2. The method of claim 1, wherein the determining of the similarity between the first C2 server and the second C2 server on the basis of the extracted attribute vectors comprises:
determining a first attribute similarity between a first attribute vector of the first C2 server and a first attribute vector of the second C2 server;
determining an nth attribute similarity between an nth attribute vector of the first C2 server and an nth attribute vector of the second C2 server; and
determining the similarity between the first C2 server and the second C2 server on the basis of the first attribute similarity to the nth attribute similarity.
3. The method of claim 1, further comprising:
generating attribute type vectors by inputting attribute type information indicating types of the attributes into an embedding model; and
storing the generate attribute type vectors in the database.
4. The method of claim 3, wherein the determining of the similarity between the first C2 server and the second C2 server on the basis of the extracted attribute vectors comprises:
extracting attribute type vectors corresponding to types of the extracted attribute vectors; and
determining the similarity between the first C2 server and the second C2 server on the basis of the extracted attribute vectors and the extracted attribute type vectors.
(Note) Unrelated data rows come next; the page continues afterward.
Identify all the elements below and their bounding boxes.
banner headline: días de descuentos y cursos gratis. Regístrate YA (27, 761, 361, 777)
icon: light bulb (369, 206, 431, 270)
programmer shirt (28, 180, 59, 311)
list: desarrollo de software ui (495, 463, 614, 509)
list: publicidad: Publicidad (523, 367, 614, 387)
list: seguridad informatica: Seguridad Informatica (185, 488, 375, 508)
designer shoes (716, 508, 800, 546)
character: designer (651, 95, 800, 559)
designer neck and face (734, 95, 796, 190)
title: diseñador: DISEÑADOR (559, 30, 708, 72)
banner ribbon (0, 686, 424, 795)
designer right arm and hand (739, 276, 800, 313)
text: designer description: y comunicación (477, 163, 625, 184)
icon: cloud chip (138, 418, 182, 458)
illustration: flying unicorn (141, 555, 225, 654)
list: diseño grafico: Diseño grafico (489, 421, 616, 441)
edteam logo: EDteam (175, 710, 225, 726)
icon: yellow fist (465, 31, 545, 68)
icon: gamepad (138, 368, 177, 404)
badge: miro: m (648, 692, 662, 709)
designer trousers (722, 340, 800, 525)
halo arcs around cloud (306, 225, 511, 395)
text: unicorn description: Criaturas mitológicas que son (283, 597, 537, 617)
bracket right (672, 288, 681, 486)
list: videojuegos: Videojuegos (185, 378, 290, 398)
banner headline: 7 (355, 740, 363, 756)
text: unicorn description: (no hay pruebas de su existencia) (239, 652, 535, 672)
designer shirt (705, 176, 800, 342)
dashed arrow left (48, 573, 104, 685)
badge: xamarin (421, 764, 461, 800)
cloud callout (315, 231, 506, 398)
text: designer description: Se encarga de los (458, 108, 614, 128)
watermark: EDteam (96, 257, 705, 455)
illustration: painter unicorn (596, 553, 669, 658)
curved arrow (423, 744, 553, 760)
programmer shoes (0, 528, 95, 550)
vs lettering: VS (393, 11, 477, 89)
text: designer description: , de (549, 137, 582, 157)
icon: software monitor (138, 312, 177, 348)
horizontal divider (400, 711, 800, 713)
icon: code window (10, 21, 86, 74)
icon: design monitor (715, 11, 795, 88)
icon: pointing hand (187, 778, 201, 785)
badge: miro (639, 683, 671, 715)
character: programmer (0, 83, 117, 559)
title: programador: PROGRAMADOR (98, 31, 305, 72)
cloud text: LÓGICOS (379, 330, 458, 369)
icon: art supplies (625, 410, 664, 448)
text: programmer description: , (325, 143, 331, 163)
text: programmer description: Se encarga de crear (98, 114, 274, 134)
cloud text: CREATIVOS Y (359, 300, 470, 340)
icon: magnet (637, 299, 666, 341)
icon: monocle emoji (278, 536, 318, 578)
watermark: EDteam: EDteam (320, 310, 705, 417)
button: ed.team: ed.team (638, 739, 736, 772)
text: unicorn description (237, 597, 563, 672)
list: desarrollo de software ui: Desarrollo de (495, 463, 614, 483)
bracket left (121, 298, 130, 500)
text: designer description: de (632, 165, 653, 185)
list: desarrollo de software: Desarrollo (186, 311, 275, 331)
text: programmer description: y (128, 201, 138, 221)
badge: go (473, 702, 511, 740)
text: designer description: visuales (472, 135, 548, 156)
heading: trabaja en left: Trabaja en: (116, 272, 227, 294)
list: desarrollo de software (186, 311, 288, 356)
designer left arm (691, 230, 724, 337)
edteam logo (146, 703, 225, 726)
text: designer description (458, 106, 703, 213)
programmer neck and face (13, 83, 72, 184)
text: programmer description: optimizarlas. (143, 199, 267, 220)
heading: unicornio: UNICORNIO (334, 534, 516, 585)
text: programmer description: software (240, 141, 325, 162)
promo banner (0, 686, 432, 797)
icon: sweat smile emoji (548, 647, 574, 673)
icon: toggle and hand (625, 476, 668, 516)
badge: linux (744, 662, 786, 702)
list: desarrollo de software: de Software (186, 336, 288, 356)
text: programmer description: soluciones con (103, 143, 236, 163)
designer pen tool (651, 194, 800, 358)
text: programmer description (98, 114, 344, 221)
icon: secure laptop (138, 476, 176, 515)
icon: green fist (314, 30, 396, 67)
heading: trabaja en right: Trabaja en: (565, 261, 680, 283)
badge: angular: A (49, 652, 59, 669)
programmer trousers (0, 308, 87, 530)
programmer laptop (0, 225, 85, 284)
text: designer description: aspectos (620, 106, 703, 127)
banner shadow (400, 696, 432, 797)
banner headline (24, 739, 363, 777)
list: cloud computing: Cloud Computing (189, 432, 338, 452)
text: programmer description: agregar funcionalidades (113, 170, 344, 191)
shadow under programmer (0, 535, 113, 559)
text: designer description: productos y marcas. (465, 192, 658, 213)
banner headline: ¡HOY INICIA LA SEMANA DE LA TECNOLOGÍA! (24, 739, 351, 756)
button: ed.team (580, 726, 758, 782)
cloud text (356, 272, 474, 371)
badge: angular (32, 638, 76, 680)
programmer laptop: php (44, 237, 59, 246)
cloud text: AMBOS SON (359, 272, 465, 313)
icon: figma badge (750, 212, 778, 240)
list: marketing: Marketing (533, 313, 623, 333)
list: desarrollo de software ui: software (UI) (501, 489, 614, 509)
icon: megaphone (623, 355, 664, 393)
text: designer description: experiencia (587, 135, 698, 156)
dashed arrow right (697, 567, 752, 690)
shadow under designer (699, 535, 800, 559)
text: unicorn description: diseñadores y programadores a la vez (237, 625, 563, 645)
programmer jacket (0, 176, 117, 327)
5. The method of claim 1, wherein the extracting of the attribute vectors for determining the similarity between the first C2 server and the second C2 server from the attribute vectors stored in the database comprises:
generating an attribute vector sequence of the first C2 server composed of a plurality of extracted attribute vectors of the first C2 server; and
generating an attribute vector sequence of the second C2 server composed of a plurality of extracted attribute vectors of the second C2 server.
6. The method of claim 1, wherein the acquiring of the attribute information of the plurality of C2 servers comprises:
transmitting a request message to the C2 servers and receiving response messages corresponding to the request message; and
acquiring attribute information of the C2 servers included in the received response messages.
7. The method of claim 1, wherein the attribute information is text indicating at least one of domain names of the C2 servers, domain registrars, and information that is related to the C2 servers and included in response messages received from the C2 servers.
8. The method of claim 1, wherein the generating of attribute vectors of the plurality of C2 servers by inputting the at least one piece of the attribute information regarding each of the plurality of C2 servers into the embedding model comprises:
generating a first attribute vector by inputting first attribute information of the first C2 server into a first embedding model; and
generating a second attribute vector by inputting second attribute information of the first C2 server into a second embedding model.
9. The method of claim 8, wherein the first attribute vector and the second attribute vector have the same dimensions.
10. A computer-readable recording medium on which a program causing a computer to perform the method of claim 1 is recorded.
11. A device for performing a method of analyzing similarity between command and control (C2) servers, the device comprising:
a communicator configured to transmit and receive data to and from a C2 server;
a storage including a memory and a database; and
a processor,
wherein the processor acquires attribute information indicating attributes of a plurality of C2 servers, generates attribute vectors of the plurality of C2 servers by inputting at least one piece of attribute information regarding each of the plurality of C2 servers into an embedding model, stores the generated attribute vectors in the database, extracts attribute vectors for determining similarity between a first C2 server and a second C2 server from the attribute vectors stored in the database, and determines similarity between the first C2 server and the second C2 server on the basis of the extracted attribute vectors.